La maison d’hébergement pour femmes victimes de violence conjugale l’Escale de Sherbrooke s’attend à une hausse importante des demandes d’admission.

Hausse appréhendée à la maison d’hébergement l’Escale

La maison d’hébergement pour femmes victimes de violence conjugale l’Escale de Sherbrooke s’attend à une hausse importante des demandes d’admission.

« Avec les autres collègues de maisons d’hébergement en province, nous appréhendons ce contexte explosif. Les gens vivent en proximité dans un contexte stressant. Ça ne s’est pas encore matérialisé, mais nous attendons une hausse importante », explique la directrice de l’Escale de l’Estrie, Céline Daunais-Kenyon.

Elle craint que la question financière dans un contexte où plusieurs personnes se retrouvent momentanément sans emploi puisse aussi accentuer les tensions dans les familles.

« L’argent présente souvent une source de tension. Lorsque les gens n’ont plus d’argent pour manger ou payer les comptes, il peut y avoir une hausse de la violence conjugale », analyse la directrice de l’Escale de l’Estrie.

Les règles de distanciation sociale imposent un défi supplémentaire pour les maisons d’hébergement.

« Notre famille est très grande. Nous travaillons à la sensibilisation avec des mesures préventives. La distanciation sociale est de mise », assure Céline Daunais-Kenyon.

Elle soutient que des mesures sont prises pour les femmes qui arriveront à la maison l’Escale au cours des prochaines semaines.

« Il y a une série de questions de santé qui s’ajouteront à celles en lien avec la violence conjugale. Les femmes et leurs enfants qui sont accueillis devront prendre leur douche dans un logement à part. Les valises et les vêtements seront laissés de côté sans être touchés le temps nécessaire pour que le virus ne soit plus actif. Le port du masque et la distanciation sociale seront obligatoires pour assurer la santé et la sécurité de tous », soutient Mme Daunais-Kenyon.

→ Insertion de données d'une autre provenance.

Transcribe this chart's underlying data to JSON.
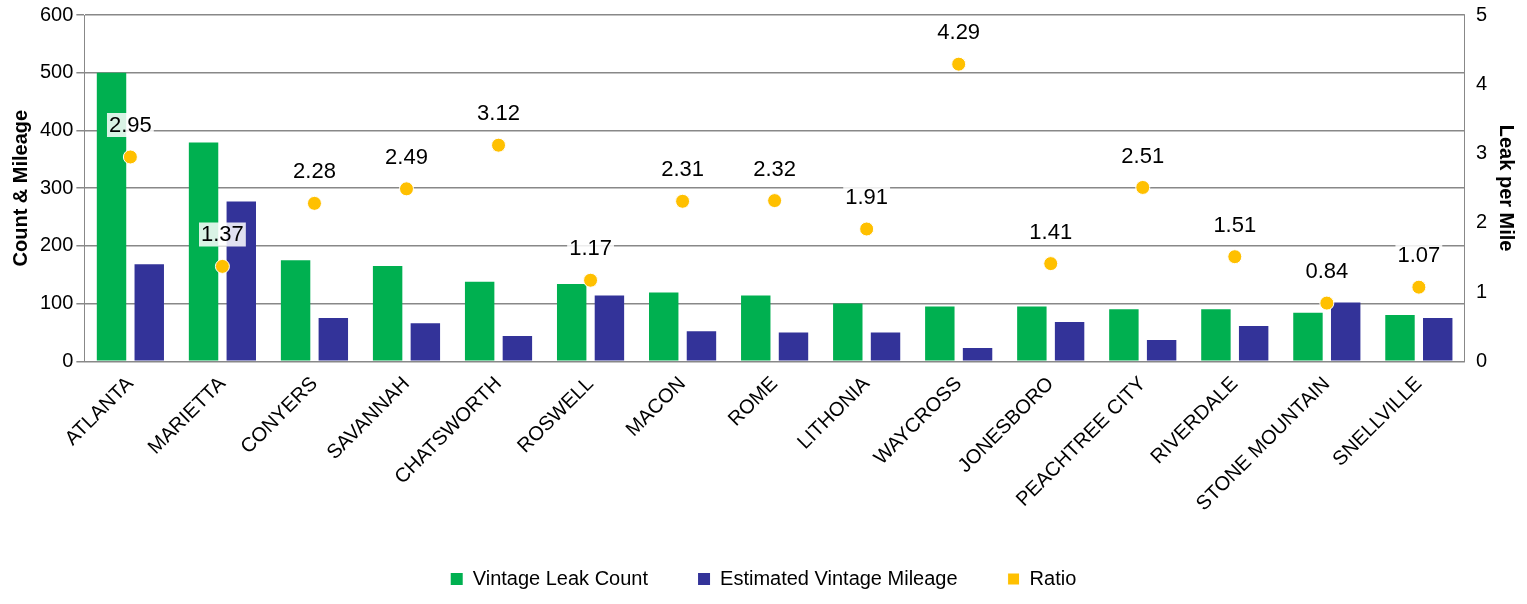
{
  "chart_data": {
    "type": "bar",
    "ylabel": "Count & Mileage",
    "y2label": "Leak per Mile",
    "categories": [
      "ATLANTA",
      "MARIETTA",
      "CONYERS",
      "SAVANNAH",
      "CHATSWORTH",
      "ROSWELL",
      "MACON",
      "ROME",
      "LITHONIA",
      "WAYCROSS",
      "JONESBORO",
      "PEACHTREE CITY",
      "RIVERDALE",
      "STONE MOUNTAIN",
      "SNELLVILLE"
    ],
    "series": [
      {
        "name": "Vintage Leak Count",
        "color": "#00b050",
        "values": [
          500,
          379,
          175,
          165,
          138,
          134,
          119,
          114,
          100,
          95,
          95,
          90,
          90,
          84,
          80
        ]
      },
      {
        "name": "Estimated Vintage Mileage",
        "color": "#333399",
        "values": [
          168,
          277,
          75,
          66,
          44,
          114,
          52,
          50,
          50,
          23,
          68,
          37,
          61,
          102,
          75
        ]
      },
      {
        "name": "Ratio",
        "type": "scatter",
        "axis": "y2",
        "color": "#ffc000",
        "data_labels": true,
        "values": [
          2.95,
          1.37,
          2.28,
          2.49,
          3.12,
          1.17,
          2.31,
          2.32,
          1.91,
          4.29,
          1.41,
          2.51,
          1.51,
          0.84,
          1.07
        ]
      }
    ],
    "ylim": [
      0,
      600
    ],
    "yticks": [
      0,
      100,
      200,
      300,
      400,
      500,
      600
    ],
    "y2lim": [
      0,
      5
    ],
    "y2ticks": [
      0,
      1,
      2,
      3,
      4,
      5
    ],
    "grid": "y",
    "legend": "bottom",
    "marker": "circle"
  }
}
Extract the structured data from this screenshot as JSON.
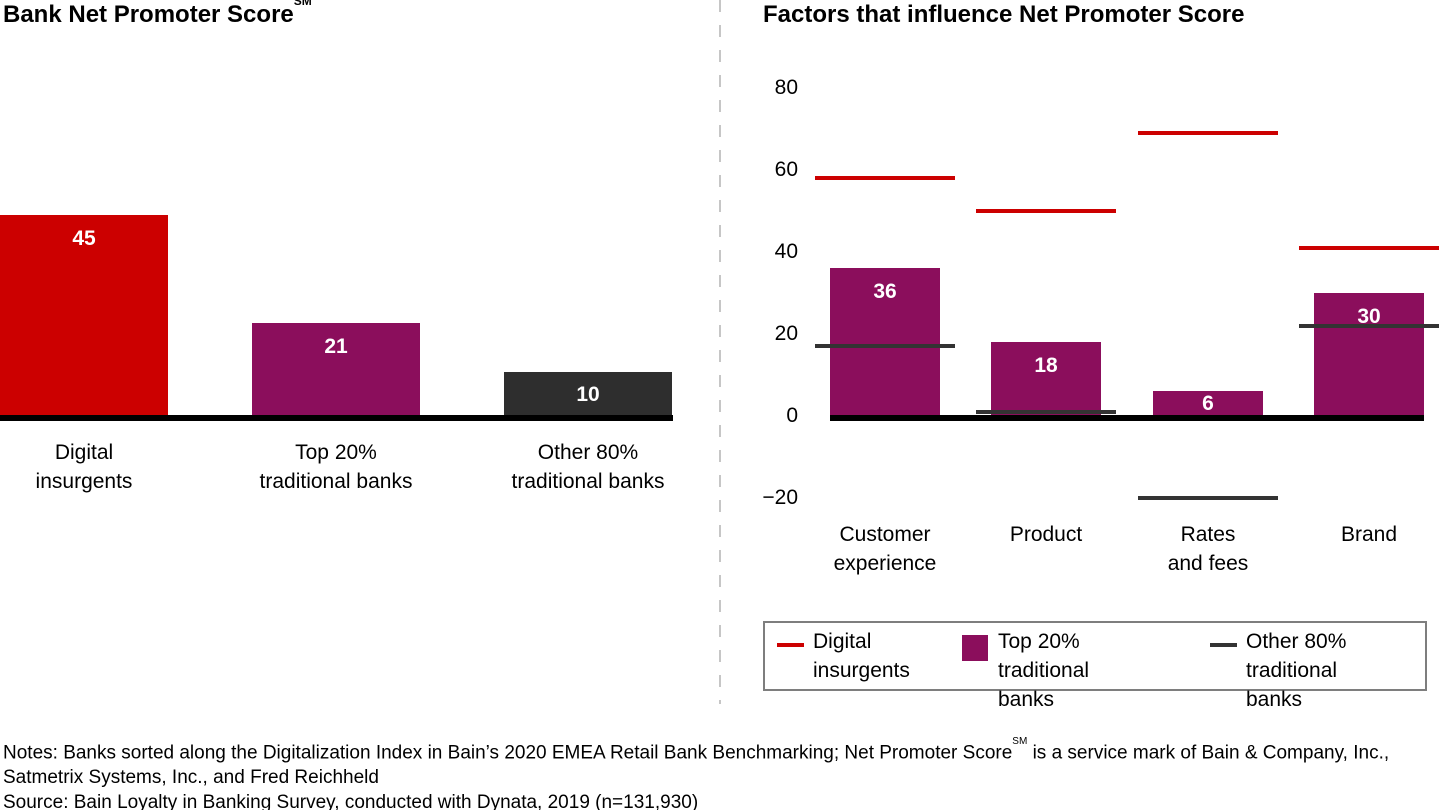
{
  "chart_data": [
    {
      "id": "bank-nps",
      "type": "bar",
      "title": "Bank Net Promoter Score",
      "title_mark": "SM",
      "categories": [
        "Digital\ninsurgents",
        "Top 20%\ntraditional banks",
        "Other 80%\ntraditional banks"
      ],
      "values": [
        45,
        21,
        10
      ],
      "bar_colors": [
        "#cc0000",
        "#8b0e5c",
        "#2e2e2e"
      ],
      "value_label_color": "#ffffff",
      "ylim": [
        0,
        48
      ],
      "gridlines": false,
      "axis_line_color": "#000000"
    },
    {
      "id": "nps-factors",
      "type": "bar+line",
      "title": "Factors that influence Net Promoter Score",
      "categories": [
        "Customer\nexperience",
        "Product",
        "Rates\nand fees",
        "Brand"
      ],
      "yticks": [
        80,
        60,
        40,
        20,
        0,
        -20
      ],
      "ylim": [
        -24,
        84
      ],
      "gridlines": false,
      "axis_line_color": "#000000",
      "series": [
        {
          "name": "Digital insurgents",
          "mark": "line",
          "color": "#cc0000",
          "values": [
            58,
            50,
            69,
            41
          ]
        },
        {
          "name": "Top 20% traditional banks",
          "mark": "bar",
          "color": "#8b0e5c",
          "values": [
            36,
            18,
            6,
            30
          ],
          "value_label_color": "#ffffff"
        },
        {
          "name": "Other 80% traditional banks",
          "mark": "line",
          "color": "#333333",
          "values": [
            17,
            1,
            -20,
            22
          ]
        }
      ]
    }
  ],
  "legend": {
    "items": [
      {
        "label": "Digital\ninsurgents",
        "swatch": "line",
        "color": "#cc0000"
      },
      {
        "label": "Top 20%\ntraditional banks",
        "swatch": "square",
        "color": "#8b0e5c"
      },
      {
        "label": "Other 80%\ntraditional banks",
        "swatch": "line",
        "color": "#333333"
      }
    ]
  },
  "footnotes": {
    "notes_line1_pre": "Notes: Banks sorted along the Digitalization Index in Bain’s 2020 EMEA Retail Bank Benchmarking; Net Promoter Score",
    "service_mark": "SM",
    "notes_line1_post": " is a service mark of Bain & Company, Inc.,",
    "notes_line2": "Satmetrix Systems, Inc., and Fred Reichheld",
    "source": "Source: Bain Loyalty in Banking Survey, conducted with Dynata, 2019 (n=131,930)"
  }
}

La maison d’hébergement l’Escale assure que le service d’hébergement d’urgence va rester ouvert malgré la crise de la COVID-19, mais que les services externes ont été suspendus.

« Les rencontres et les consultations en suivi sont annulées pour le moment. Même chose pour les ateliers thématiques et les rencontres de groupe », signale la directrice de l’Escale de l’Estrie.

Depuis décembre 2019, la seule maison d’hébergement pour femmes victimes de violence conjugale à Sherbrooke dépasse son taux d’occupation.

« Nous sommes au-dessus du 100 pour cent depuis plusieurs mois. Nous n’avons pas de plan B pour avoir plus de places avec la hausse anticipée au cours des prochaines semaines. Et ce n’est pas avec les sommes données par le gouvernement pour les maisons d’hébergement lors du dernier budget que la situation va s’améliorer et que nous pourrons offrir plus de places », déplore la directrice de l’Escale de l’Estrie.